<パCSファーストステージ:オリックス6-4日本ハム>◇第2戦◇12日◇京セラドーム大阪
進化の集大成を、ぶつけた。日本ハム上沢直之投手(20)が初の大舞台で粘投した。敵地の突き刺さる雰囲気を逆手に取った。「良い試合で投げさせてもらえる権利をもらった」。心に出来た余裕が投球につながった。1回から1安打、1四死球も許さない完全試合モード。決勝弾を放ったT-岡田は3打数3三振に封じた。6回に四球から崩れ失点、チームも敗れた。「僕がピンチをつくってしまったのでしょうがない」。うつむきながら反省も、堂々とした姿でチームを鼓舞した。
地道な努力を怠らず、積み重ねてきた。プロ3年目の1軍デビューと同時に、決戦で戦う力を蓄えてきた。シーズン中の登板後は、携帯電話で有料登録している「パ・リーグTV」でチェックするのが恒例。1人でブツブツ言いながら、投球フォームなどを入念に振り返っている。頭を使い、研究する20歳の姿は浦野ら先輩投手陣も目を見張っている。

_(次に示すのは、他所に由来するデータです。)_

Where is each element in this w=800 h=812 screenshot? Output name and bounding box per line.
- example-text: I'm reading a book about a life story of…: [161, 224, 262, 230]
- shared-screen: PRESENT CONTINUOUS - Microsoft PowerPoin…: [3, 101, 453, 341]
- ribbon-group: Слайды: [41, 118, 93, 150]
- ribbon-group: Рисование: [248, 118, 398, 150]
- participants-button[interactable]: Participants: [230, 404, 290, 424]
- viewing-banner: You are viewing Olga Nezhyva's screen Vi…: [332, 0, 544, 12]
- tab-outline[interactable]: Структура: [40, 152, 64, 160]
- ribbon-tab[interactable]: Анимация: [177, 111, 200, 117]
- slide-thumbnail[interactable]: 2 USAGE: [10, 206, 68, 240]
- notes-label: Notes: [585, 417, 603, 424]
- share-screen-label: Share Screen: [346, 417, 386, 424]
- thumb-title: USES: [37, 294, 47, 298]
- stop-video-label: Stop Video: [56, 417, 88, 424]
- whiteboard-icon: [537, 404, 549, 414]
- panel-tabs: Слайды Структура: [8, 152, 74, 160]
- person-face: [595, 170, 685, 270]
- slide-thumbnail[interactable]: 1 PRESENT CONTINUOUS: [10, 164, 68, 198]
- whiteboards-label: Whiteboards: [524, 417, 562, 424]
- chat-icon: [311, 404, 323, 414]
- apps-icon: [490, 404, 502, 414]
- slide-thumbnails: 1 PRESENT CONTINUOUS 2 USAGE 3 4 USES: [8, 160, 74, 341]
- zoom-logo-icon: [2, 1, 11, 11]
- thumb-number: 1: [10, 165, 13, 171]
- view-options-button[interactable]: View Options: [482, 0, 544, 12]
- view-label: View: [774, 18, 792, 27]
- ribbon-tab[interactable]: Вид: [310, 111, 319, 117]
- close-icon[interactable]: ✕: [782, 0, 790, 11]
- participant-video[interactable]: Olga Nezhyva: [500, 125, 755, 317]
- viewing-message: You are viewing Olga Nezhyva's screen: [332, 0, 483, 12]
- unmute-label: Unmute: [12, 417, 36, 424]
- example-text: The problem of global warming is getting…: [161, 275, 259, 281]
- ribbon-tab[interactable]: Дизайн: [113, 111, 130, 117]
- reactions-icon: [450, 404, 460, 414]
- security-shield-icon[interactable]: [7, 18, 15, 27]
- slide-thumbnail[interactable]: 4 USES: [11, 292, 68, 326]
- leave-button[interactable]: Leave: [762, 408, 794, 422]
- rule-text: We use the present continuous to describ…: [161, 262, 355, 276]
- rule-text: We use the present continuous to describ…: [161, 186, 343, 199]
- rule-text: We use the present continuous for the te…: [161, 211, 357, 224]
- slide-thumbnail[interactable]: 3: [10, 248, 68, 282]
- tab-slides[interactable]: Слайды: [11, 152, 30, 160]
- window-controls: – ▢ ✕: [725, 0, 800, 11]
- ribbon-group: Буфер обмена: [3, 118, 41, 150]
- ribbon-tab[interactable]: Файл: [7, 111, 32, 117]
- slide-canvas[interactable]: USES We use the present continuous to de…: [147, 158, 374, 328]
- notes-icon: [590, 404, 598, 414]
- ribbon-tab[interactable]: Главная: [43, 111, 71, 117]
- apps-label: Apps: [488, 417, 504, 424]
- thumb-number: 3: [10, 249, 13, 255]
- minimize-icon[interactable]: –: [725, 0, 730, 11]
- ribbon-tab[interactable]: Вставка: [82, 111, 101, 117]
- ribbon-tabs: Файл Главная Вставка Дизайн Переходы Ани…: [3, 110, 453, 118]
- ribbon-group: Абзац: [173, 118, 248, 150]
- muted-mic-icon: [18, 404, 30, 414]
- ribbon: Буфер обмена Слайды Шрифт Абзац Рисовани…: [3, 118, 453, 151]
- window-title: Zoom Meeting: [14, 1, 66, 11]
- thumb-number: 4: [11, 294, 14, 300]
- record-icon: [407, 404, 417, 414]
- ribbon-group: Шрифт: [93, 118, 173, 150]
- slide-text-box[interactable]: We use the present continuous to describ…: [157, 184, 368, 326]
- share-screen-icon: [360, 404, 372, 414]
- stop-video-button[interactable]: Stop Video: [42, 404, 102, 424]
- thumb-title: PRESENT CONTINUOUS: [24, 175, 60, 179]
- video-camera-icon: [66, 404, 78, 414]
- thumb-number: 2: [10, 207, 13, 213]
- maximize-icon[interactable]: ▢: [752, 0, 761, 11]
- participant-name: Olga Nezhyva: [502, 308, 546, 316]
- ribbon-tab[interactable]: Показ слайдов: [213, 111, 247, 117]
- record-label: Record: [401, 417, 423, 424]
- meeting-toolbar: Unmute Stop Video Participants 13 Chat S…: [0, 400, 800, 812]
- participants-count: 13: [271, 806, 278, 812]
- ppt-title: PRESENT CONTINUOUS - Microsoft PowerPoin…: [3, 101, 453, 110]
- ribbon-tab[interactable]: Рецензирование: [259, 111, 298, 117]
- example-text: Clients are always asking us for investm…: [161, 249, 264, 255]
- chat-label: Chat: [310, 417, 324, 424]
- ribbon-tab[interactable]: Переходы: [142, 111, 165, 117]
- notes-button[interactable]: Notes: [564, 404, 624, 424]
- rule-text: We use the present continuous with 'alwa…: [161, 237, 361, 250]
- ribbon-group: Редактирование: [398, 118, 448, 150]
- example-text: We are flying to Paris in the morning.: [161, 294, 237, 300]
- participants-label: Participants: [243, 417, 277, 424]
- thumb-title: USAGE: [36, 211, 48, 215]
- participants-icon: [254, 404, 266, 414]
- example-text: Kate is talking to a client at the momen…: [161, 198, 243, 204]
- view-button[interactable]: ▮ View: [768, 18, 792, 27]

経験を糧に、再び戦う準備は出来た。栗山監督は「プレッシャーある中で素晴らしかった」と好投を評価した。ソフトバンクとのファイナルステージに進出した場合は、また先発機会が巡ってくる予定。一層、頼もしさが増した上沢は「次の試合につながれば」と、笑顔で次のステージを見据えていた。【田中彩友美】
▼ポストシーズン初登板の上沢が6回1死までパーフェクト。プレーオフ、CSで先発して5回以上を完全に抑えたのは07年1S第1戦川上(中日=5回1/3)08年2S第5戦涌井(西武=6回2/3)に次いで3人目。日本シリーズでは過去5人いるが、ポストシーズン初登板で記録したのは79年日本シリーズ第2戦山根(広島=5回)に次いで2人目。